У нее было все, о чем она мечтала и чего желала последние два года, – лучшая артистическая уборная в театре, блестящая многообещающая карьера и прекрасный талантливый партнер по сцене.
И все же она чувствовала себя глубоко несчастной. Радость от сценического успеха была омрачена тем, что она в глубине души прекрасно знала, кому должны были достаться эти похвалы. Чувство огромной вины, впервые появившееся в тот ужасный день, когда Мадди отвезли в больницу, не исчезало. Оно еще сильнее мучило ее после памятного разговора с Сашей, когда он рассказал ей о прогнозах докторов относительно Мадди.
После шестинедельного пребывания в больнице Мадди, казалось, должна была встать на ноги. Но она все еще находилась в кровати и лишь иногда пересаживалась в инвалидную коляску. Не говоря о ее танцевальном будущем, врачи вообще ни в чем не были уверены.
Для Мадди карьера балерины теперь была закрыта. Именно Николь разрушила ее, и Саша получал странное болезненное удовольствие от того, что во всех подробностях описывал бедственное состояние Мадди. Он рассказывал жене, что Мадди почти не разговаривает, поэтому врачи опасаются за ее душевное здоровье, хотя в общем она начала немного поправляться.

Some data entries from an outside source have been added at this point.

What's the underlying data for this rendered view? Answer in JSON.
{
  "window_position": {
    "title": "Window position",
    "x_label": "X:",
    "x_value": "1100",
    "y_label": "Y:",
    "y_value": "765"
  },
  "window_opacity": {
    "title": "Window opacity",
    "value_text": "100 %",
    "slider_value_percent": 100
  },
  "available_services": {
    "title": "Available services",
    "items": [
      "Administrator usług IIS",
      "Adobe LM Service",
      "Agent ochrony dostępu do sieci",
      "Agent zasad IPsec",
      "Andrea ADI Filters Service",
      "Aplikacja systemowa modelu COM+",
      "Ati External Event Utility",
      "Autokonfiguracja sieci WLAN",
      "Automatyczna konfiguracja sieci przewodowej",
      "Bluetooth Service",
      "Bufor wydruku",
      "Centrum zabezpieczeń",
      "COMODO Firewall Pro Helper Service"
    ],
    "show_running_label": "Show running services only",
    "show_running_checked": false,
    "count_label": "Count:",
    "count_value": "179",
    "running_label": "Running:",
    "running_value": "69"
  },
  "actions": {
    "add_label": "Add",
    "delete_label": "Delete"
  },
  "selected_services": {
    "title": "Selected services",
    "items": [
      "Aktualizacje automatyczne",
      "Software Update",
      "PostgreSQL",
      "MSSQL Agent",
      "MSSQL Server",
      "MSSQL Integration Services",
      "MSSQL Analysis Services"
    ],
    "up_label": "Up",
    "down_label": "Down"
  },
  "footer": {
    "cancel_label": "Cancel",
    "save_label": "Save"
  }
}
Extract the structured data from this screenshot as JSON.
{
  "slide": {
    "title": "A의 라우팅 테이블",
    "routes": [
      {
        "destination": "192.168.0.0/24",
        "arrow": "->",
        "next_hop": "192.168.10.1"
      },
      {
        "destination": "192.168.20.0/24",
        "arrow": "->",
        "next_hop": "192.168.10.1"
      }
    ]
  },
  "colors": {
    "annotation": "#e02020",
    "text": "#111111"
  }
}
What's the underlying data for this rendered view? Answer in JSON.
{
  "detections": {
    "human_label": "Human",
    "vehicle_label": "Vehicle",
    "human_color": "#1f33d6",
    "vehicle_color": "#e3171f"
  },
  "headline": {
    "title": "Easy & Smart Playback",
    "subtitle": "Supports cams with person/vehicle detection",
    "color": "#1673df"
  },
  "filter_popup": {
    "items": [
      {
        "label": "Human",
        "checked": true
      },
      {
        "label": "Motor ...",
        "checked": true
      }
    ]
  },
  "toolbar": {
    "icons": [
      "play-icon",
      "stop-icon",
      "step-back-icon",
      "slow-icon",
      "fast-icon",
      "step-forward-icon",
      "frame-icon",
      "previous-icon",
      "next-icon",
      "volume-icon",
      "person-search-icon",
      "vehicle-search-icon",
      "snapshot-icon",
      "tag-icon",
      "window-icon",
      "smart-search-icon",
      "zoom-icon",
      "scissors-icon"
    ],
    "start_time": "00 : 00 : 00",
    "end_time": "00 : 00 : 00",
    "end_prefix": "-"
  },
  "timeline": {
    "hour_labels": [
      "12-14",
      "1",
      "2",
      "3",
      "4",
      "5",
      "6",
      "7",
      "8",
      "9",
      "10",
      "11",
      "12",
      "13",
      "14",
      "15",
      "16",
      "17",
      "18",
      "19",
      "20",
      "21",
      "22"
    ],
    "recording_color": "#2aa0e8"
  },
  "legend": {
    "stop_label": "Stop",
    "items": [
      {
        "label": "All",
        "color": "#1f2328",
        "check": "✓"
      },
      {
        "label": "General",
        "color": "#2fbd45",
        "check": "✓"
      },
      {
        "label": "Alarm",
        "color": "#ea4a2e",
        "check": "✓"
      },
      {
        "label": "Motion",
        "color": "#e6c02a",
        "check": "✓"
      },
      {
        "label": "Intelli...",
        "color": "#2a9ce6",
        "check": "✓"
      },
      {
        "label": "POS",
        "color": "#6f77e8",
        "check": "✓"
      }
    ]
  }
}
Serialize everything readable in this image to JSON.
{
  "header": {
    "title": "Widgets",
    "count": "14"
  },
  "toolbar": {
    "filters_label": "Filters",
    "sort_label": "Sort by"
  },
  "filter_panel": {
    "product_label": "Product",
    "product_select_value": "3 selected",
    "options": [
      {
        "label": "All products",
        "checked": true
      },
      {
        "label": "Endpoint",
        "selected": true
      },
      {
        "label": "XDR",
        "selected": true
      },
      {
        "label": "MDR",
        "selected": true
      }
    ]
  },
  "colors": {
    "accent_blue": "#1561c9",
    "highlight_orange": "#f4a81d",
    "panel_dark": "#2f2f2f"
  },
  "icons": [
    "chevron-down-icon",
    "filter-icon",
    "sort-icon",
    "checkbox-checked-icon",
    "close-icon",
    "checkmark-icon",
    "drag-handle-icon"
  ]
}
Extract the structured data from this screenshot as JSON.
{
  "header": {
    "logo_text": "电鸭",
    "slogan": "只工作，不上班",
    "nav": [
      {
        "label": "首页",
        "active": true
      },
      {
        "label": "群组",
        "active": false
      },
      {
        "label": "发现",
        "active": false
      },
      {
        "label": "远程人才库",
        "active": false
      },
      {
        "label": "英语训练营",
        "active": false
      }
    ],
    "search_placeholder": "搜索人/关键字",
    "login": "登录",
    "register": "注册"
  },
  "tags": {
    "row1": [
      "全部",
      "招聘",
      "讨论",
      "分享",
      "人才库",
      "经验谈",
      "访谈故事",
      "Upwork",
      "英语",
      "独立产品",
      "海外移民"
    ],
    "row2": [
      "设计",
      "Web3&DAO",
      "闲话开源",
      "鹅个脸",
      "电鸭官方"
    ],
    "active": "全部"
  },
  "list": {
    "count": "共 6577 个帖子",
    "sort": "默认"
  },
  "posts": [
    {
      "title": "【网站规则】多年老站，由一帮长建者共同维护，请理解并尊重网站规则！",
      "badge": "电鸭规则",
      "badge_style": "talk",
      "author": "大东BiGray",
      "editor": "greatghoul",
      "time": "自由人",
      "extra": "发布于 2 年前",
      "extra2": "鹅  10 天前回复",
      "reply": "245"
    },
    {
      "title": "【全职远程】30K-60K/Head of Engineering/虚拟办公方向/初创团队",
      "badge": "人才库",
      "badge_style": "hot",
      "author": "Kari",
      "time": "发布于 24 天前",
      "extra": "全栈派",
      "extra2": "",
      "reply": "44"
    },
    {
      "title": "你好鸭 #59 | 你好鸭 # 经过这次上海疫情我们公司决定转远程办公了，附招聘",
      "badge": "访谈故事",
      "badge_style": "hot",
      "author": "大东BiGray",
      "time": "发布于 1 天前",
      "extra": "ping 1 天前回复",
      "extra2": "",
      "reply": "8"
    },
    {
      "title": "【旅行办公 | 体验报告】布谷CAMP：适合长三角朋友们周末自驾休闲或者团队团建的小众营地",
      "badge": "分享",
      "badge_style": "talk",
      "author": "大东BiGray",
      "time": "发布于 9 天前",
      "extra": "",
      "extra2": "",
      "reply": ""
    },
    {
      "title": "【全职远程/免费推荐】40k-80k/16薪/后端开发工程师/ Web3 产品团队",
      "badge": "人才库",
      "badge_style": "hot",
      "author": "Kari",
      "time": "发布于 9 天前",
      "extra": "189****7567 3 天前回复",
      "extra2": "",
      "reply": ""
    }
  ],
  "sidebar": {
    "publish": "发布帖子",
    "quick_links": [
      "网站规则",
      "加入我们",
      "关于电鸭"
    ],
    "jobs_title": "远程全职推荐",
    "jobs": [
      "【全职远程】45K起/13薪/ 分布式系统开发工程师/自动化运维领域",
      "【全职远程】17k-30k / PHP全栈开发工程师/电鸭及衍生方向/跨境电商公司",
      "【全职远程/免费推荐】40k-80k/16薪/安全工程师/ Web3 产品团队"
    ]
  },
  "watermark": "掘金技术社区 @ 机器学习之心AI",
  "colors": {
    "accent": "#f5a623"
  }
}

А тут еще Иветта! Она уже несколько раз спрашивала у дочери, когда та собирается навестить Мадди, но Николь все время находила какие-то жалкие отговорки, понимая, что не вынесет вида сводной сестры, сидящей в инвалидной коляске.
Отношения с Сашей тоже не улучшались. Николь изо всех сил старалась не думать о нем, презирать его и не переставала испытывать физическое влечение, хотя он большую часть времени игнорировал ее, а если и говорил с ней, то на его лице присутствовало неприязненное выражение. Николь была уверена, что у него есть любовники. Саша постоянно куда-то исчезал, и она очень страдала от того, что ее воображение подбрасывало ей бесстыдные картины его любовных утех.
Николь чувствовала, что стала некрасивой, потеряла свою привлекательность. А ей сейчас нужен был кто-то, кто подошел бы, обнял и сказал ей, что она по-прежнему прекрасна.
Когда Николь уже подходила к служебному входу, ее окликнул Стэн и передал записку.
– Спасибо, – машинально сказала она, взяла конверт с посланием и вышла на улицу к ожидавшим ее любителям автографов.
В такси по дороге домой она вспомнила про конверт и достала сложенный вдвое листок. После первого же взгляда на бумагу у нее перехватило дыхание, а сердце часто забилось. В записке говорилось:
Подписи не было. Вместо этого Николь нашла в конверте расчетный счет банка, куда следовало перевести указанную сумму. От гнева и отчаяния она вздрогнула. Это был шантаж, но она ничего не могла поделать.
Ей было ясно, что все могло быть еще хуже. Этот негодяй просил не так уж много, даже если ей и придется платить ему до самой смерти.
Но цена, которую Николь приходится платить за успех, оказалась непомерно высокой. В последнее время она все чаще начинала думать, что все, чего она добилась, не стоит ее нравственных страданий.
Глава 49
Себастиан бросил окурок в кофейную чашку, стоявшую на крышке фортепиано, и убрал волосы с лица. Зевнув, он бросил взгляд на часы. До того, как он пойдет в больницу к Мадди, осталось два часа, но вначале нужно повидать Кристофера.
Себастиан ночи напролет просиживал над мюзиклом, чтобы компенсировать время, которое ему приходилось проводить в больнице у Мадди или в дороге. В июле должен приехать в Лондон Джаспер Конрад, и ему нужно дать послушать переработанные песни. Работа была напряженная. Себастиан понимал, что до завершения этого произведения ему нужно скрыться от всех на два-три месяца. Но времени не было.